TAMPA, Fla. - School districts across the Bay Area are feeling the staffing crunch fueled by a surge in COVID-19, with more than 1,000 positions in Hillsborough County Schools needing to be filled Wednesday.
During a news conference, Superintendent Addison Davis said more than 600 employees were out for various reasons, including at least 130 who tested positive for COVID-19, as the omicron variant continues to spread throughout the community. An additional 400 positions are already unfilled due to an ongoing staffing shortage.
"Every day that a student doesn't have a high-quality teacher in front of them, it does impact him or her," Davis said.
The problem isn't just impacting teachers. District administrators are having to find people to fill in for all positions, including bus drivers and food service staff.
Davis said the response will be a combination of finding substitutes and full-time staff with open periods or combining classes, if necessary.
"It's taxing on our teachers when they have to cover classrooms and they have to give up their planning period, which we compensate them to do," said Davis.
Davis said the district was able to cover about 80 percent of the jobs Tuesday, when there were more than 900 positions to fill, including about 500 who called out.
According to Davis, pre-pandemic, the district typically dealt with between 600 and 900 open positions a day. During the peak of the delta wave last year, there were more than 2,000 employees out at times.
Davis said the district has no plans to close schools, which Gov. DeSantis has said is not an option.

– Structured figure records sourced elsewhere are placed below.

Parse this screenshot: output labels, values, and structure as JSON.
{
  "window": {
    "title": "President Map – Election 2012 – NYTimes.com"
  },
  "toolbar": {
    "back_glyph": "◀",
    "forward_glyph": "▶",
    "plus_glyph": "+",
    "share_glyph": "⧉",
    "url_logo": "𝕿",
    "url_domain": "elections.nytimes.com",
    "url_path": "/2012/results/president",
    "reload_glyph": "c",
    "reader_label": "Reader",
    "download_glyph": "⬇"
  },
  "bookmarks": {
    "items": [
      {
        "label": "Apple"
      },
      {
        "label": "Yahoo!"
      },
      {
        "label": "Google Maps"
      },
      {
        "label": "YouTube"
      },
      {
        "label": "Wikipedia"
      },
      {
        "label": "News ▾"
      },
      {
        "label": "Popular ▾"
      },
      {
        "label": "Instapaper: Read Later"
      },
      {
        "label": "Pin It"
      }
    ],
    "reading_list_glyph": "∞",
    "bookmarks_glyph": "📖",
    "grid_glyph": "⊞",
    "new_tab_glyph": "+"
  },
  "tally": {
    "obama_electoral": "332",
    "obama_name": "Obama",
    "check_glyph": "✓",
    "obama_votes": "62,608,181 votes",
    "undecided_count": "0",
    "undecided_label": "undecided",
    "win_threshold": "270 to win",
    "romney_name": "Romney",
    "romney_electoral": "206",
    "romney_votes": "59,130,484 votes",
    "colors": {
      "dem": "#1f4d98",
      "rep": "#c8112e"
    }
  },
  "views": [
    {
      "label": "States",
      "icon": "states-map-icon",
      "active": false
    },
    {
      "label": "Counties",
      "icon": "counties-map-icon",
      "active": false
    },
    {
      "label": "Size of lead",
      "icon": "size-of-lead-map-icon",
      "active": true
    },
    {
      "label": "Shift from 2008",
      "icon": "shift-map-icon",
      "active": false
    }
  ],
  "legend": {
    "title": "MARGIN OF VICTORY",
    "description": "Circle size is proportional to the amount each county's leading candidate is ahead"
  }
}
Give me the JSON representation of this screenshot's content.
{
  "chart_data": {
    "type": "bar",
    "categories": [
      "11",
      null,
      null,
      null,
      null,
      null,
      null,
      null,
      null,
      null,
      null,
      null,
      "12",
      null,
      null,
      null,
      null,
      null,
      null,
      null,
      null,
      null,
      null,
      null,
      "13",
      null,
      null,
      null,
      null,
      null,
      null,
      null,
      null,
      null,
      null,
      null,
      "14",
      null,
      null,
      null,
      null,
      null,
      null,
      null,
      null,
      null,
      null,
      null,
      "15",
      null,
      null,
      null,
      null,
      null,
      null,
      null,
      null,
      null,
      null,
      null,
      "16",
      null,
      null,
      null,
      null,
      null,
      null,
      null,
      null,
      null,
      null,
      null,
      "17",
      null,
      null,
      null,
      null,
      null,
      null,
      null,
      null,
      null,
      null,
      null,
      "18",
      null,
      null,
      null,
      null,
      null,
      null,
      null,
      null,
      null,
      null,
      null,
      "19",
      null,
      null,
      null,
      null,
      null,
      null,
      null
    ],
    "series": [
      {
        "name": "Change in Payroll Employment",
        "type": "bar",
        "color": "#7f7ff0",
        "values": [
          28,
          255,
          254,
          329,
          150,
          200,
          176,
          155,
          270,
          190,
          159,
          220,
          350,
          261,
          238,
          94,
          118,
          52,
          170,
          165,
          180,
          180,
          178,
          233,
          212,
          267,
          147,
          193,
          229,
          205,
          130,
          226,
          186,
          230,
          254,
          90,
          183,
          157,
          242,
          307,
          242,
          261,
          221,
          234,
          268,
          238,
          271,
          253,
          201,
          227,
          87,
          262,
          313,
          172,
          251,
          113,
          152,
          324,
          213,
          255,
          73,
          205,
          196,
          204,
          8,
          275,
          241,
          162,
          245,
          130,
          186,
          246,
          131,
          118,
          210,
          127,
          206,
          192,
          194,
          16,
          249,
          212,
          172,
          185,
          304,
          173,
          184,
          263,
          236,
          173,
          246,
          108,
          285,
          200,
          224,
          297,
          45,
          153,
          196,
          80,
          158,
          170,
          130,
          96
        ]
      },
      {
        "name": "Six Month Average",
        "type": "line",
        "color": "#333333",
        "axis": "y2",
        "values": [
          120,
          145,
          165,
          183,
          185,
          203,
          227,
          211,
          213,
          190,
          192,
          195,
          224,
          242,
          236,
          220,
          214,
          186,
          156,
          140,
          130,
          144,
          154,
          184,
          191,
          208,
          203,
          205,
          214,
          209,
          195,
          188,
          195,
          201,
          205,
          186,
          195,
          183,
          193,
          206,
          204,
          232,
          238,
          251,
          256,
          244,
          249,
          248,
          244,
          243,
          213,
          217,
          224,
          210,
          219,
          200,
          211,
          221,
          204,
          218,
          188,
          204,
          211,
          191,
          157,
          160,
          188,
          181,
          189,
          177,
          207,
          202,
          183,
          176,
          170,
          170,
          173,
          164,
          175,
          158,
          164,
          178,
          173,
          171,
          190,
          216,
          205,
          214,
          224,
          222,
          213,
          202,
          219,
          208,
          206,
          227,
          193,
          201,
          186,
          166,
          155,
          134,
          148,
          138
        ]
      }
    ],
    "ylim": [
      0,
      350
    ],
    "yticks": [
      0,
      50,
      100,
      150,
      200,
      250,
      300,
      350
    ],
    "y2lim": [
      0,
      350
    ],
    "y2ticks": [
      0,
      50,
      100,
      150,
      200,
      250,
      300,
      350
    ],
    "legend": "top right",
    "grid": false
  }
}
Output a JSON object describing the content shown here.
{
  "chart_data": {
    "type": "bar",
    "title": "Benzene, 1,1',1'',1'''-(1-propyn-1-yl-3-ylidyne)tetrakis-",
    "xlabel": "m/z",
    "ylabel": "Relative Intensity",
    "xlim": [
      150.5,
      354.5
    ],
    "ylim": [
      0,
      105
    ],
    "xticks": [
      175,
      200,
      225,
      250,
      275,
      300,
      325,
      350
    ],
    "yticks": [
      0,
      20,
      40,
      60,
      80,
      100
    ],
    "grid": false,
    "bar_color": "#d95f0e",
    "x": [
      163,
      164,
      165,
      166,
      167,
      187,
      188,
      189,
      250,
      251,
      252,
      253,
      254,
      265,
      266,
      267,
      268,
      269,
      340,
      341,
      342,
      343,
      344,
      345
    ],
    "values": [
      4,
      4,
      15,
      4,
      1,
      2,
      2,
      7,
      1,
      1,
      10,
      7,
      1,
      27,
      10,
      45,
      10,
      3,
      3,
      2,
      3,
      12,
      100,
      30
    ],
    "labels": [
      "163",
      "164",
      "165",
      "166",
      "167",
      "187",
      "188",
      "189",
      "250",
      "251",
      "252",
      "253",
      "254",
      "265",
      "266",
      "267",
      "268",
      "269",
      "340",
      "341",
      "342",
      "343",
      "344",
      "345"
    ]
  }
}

Meanwhile, strict leaders in Manatee County are also preparing for staff to potentially be out in large numbers, as students return to school Thursday.
"Many times the school administration staff who you know, have teaching degrees and licenses will step in," said Kevin Chapman, Manatee Schools' Chief of Staff.
The Manatee County Health Department also opened a COVID testing site for students and staff a John Marble Park in Bradenton. This is the same site that was temporarily set up during the delta wave, before shutting down as cases subsided.
"Every time there's one of these surges or a school year ends. We definitely examine what went right, what went wrong and figure out ways to improve," Chapman said.